Figure 7.19 Five clients pile on, NetBEUI statistics on the server

Figure 7.20 Five clients pile on, Server statistics

Now we see a very slight increase in byte throughput. The % Processor Time and the interrupt rate are essentially unchanged, and more importantly the Frames Received/sec are also unchanged. Since this request rate is now divided between 5 clients, we observe that 1 / (514.252 /5) = 0.009723 tells us that each request is now taking 9.72 milliseconds, or 1.93 milliseconds more than each 4-client request. Notice how each additional delay is escalating at a rate greater than the linear rate of increase in number of clients, as we illustrated in our discussion of Rule #8. Have you figured out the truth yet?

What is happening here is we have saturated the network media.
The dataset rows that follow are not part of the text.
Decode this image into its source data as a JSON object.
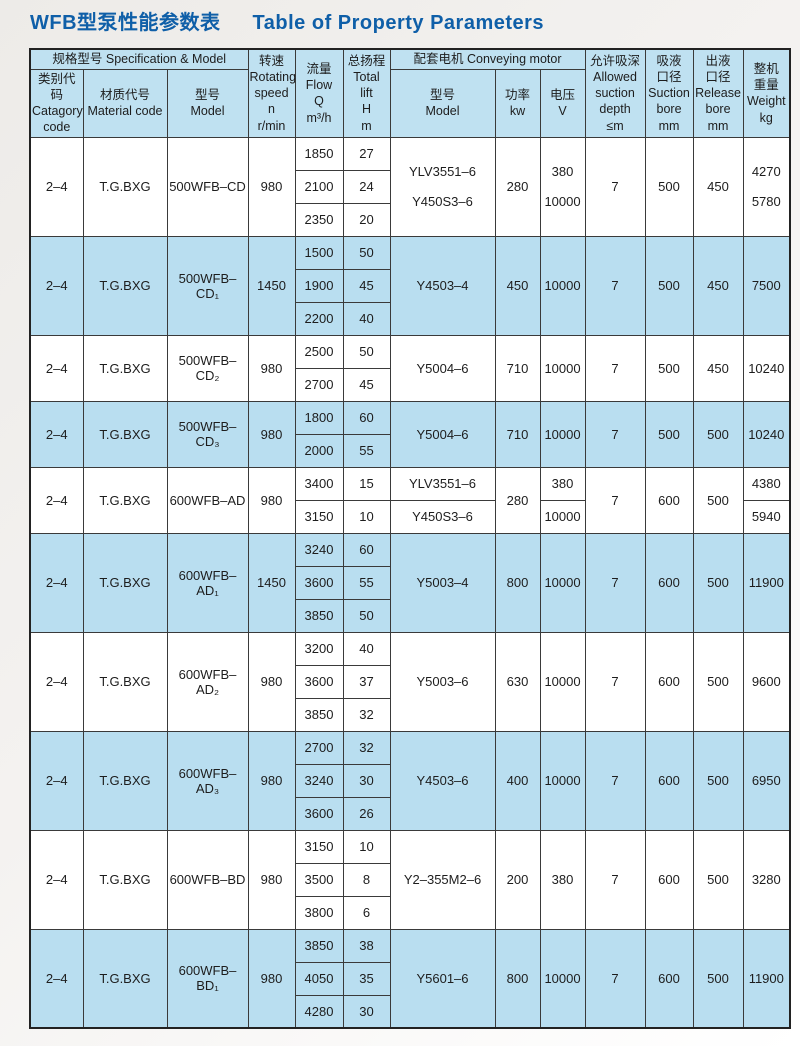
{
  "page": {
    "title_zh": "WFB型泵性能参数表",
    "title_en": "Table of Property Parameters"
  },
  "colors": {
    "title_blue": "#0f5fa8",
    "header_bg": "#bfe1f1",
    "row_blue": "#b9def0",
    "row_white": "#ffffff",
    "border": "#3a3a3a"
  },
  "table": {
    "header": {
      "spec_group": "规格型号 Specification  &  Model",
      "motor_group": "配套电机  Conveying motor",
      "category": "类别代码\nCatagory\ncode",
      "material": "材质代号\nMaterial code",
      "model": "型号\nModel",
      "speed": "转速\nRotating\nspeed n\nr/min",
      "flow": "流量\nFlow\nQ\nm³/h",
      "lift": "总扬程\nTotal\nlift\nH\nm",
      "motor_model": "型号\nModel",
      "power": "功率\nkw",
      "voltage": "电压\nV",
      "depth": "允许吸深\nAllowed\nsuction\ndepth\n≤m",
      "suction": "吸液\n口径\nSuction\nbore\nmm",
      "release": "出液\n口径\nRelease\nbore\nmm",
      "weight": "整机\n重量\nWeight\nkg"
    },
    "groups": [
      {
        "category": "2–4",
        "material": "T.G.BXG",
        "model": "500WFB–CD",
        "speed": "980",
        "flows": [
          [
            "1850",
            "27"
          ],
          [
            "2100",
            "24"
          ],
          [
            "2350",
            "20"
          ]
        ],
        "motor": {
          "lines": [
            "YLV3551–6",
            "Y450S3–6"
          ]
        },
        "power": "280",
        "voltage": {
          "lines": [
            "380",
            "10000"
          ]
        },
        "depth": "7",
        "suction": "500",
        "release": "450",
        "weight": {
          "lines": [
            "4270",
            "5780"
          ]
        }
      },
      {
        "category": "2–4",
        "material": "T.G.BXG",
        "model": "500WFB–CD₁",
        "speed": "1450",
        "flows": [
          [
            "1500",
            "50"
          ],
          [
            "1900",
            "45"
          ],
          [
            "2200",
            "40"
          ]
        ],
        "motor": "Y4503–4",
        "power": "450",
        "voltage": "10000",
        "depth": "7",
        "suction": "500",
        "release": "450",
        "weight": "7500"
      },
      {
        "category": "2–4",
        "material": "T.G.BXG",
        "model": "500WFB–CD₂",
        "speed": "980",
        "flows": [
          [
            "2500",
            "50"
          ],
          [
            "2700",
            "45"
          ]
        ],
        "motor": "Y5004–6",
        "power": "710",
        "voltage": "10000",
        "depth": "7",
        "suction": "500",
        "release": "450",
        "weight": "10240"
      },
      {
        "category": "2–4",
        "material": "T.G.BXG",
        "model": "500WFB–CD₃",
        "speed": "980",
        "flows": [
          [
            "1800",
            "60"
          ],
          [
            "2000",
            "55"
          ]
        ],
        "motor": "Y5004–6",
        "power": "710",
        "voltage": "10000",
        "depth": "7",
        "suction": "500",
        "release": "500",
        "weight": "10240"
      },
      {
        "category": "2–4",
        "material": "T.G.BXG",
        "model": "600WFB–AD",
        "speed": "980",
        "flows": [
          [
            "3400",
            "15"
          ],
          [
            "3150",
            "10"
          ]
        ],
        "motor": {
          "split": [
            "YLV3551–6",
            "Y450S3–6"
          ]
        },
        "power": "280",
        "voltage": {
          "split": [
            "380",
            "10000"
          ]
        },
        "depth": "7",
        "suction": "600",
        "release": "500",
        "weight": {
          "split": [
            "4380",
            "5940"
          ]
        }
      },
      {
        "category": "2–4",
        "material": "T.G.BXG",
        "model": "600WFB–AD₁",
        "speed": "1450",
        "flows": [
          [
            "3240",
            "60"
          ],
          [
            "3600",
            "55"
          ],
          [
            "3850",
            "50"
          ]
        ],
        "motor": "Y5003–4",
        "power": "800",
        "voltage": "10000",
        "depth": "7",
        "suction": "600",
        "release": "500",
        "weight": "11900"
      },
      {
        "category": "2–4",
        "material": "T.G.BXG",
        "model": "600WFB–AD₂",
        "speed": "980",
        "flows": [
          [
            "3200",
            "40"
          ],
          [
            "3600",
            "37"
          ],
          [
            "3850",
            "32"
          ]
        ],
        "motor": "Y5003–6",
        "power": "630",
        "voltage": "10000",
        "depth": "7",
        "suction": "600",
        "release": "500",
        "weight": "9600"
      },
      {
        "category": "2–4",
        "material": "T.G.BXG",
        "model": "600WFB–AD₃",
        "speed": "980",
        "flows": [
          [
            "2700",
            "32"
          ],
          [
            "3240",
            "30"
          ],
          [
            "3600",
            "26"
          ]
        ],
        "motor": "Y4503–6",
        "power": "400",
        "voltage": "10000",
        "depth": "7",
        "suction": "600",
        "release": "500",
        "weight": "6950"
      },
      {
        "category": "2–4",
        "material": "T.G.BXG",
        "model": "600WFB–BD",
        "speed": "980",
        "flows": [
          [
            "3150",
            "10"
          ],
          [
            "3500",
            "8"
          ],
          [
            "3800",
            "6"
          ]
        ],
        "motor": "Y2–355M2–6",
        "power": "200",
        "voltage": "380",
        "depth": "7",
        "suction": "600",
        "release": "500",
        "weight": "3280"
      },
      {
        "category": "2–4",
        "material": "T.G.BXG",
        "model": "600WFB–BD₁",
        "speed": "980",
        "flows": [
          [
            "3850",
            "38"
          ],
          [
            "4050",
            "35"
          ],
          [
            "4280",
            "30"
          ]
        ],
        "motor": "Y5601–6",
        "power": "800",
        "voltage": "10000",
        "depth": "7",
        "suction": "600",
        "release": "500",
        "weight": "11900"
      }
    ]
  }
}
How can that be, you say? We are not yet transmitting 1.25 million bytes/second, which is the capacity of an Ethernet network. Well, we are pretty darn close. There are two reasons why we are not reaching the theoretical maximum.
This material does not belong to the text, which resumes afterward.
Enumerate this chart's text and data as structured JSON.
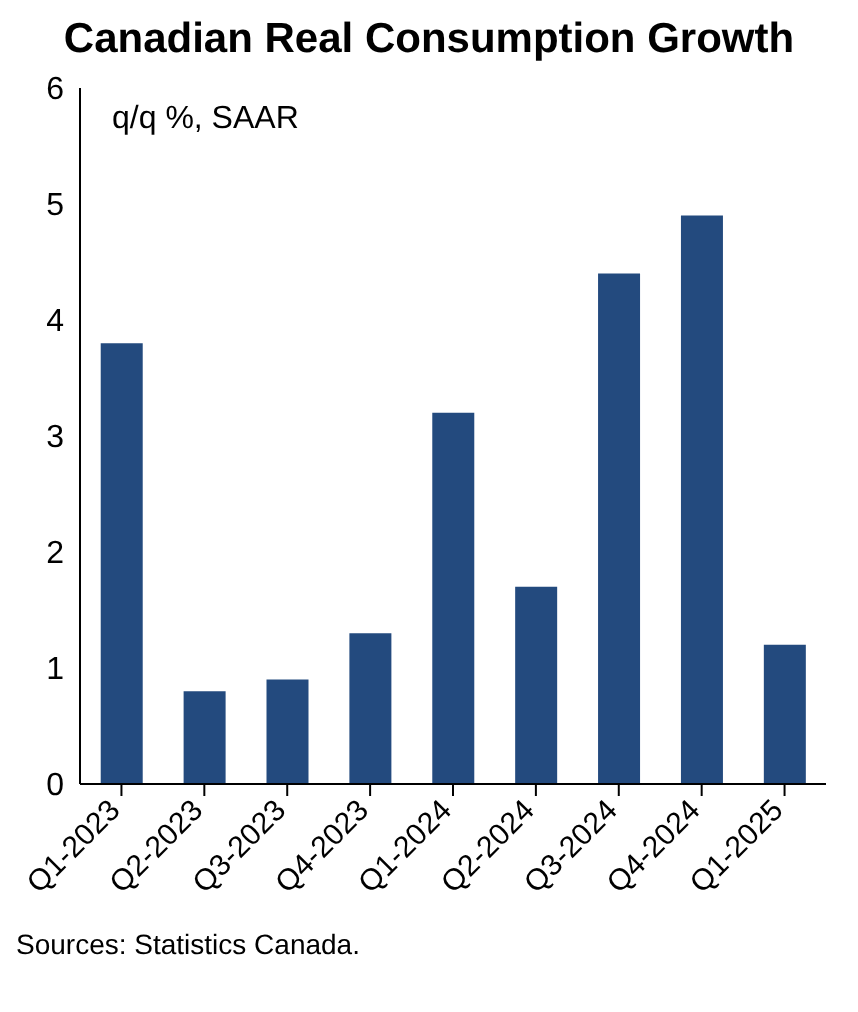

Frame Bytes/sec does not include all the bytes on the wire. Performance Monitor doesn't count low level protocol bytes, just the bytes in frames associated with data transfer. Look at the Network Segment: Total Bytes received/second to see a number closer to the maximum.
We are starting to experience collisions on the wire, which the adapter cards detect. A collision on Ethernet causes the adapter to retry the transmission after a random delay. Lore has it that Ethernet networks start to have significant collisions at about 66.67% utilization, or 833375 bytes per second. This is derived from the same considerations from queuing theory that we discussed early in Chapter 2. Our network throughput is quite a bit higher than that here, but our traffic pattern is quite regular so we can do a bit better than one might expect in the general case. (Recall Rule #8: if our traffic were random instead of regular, there would be trouble.)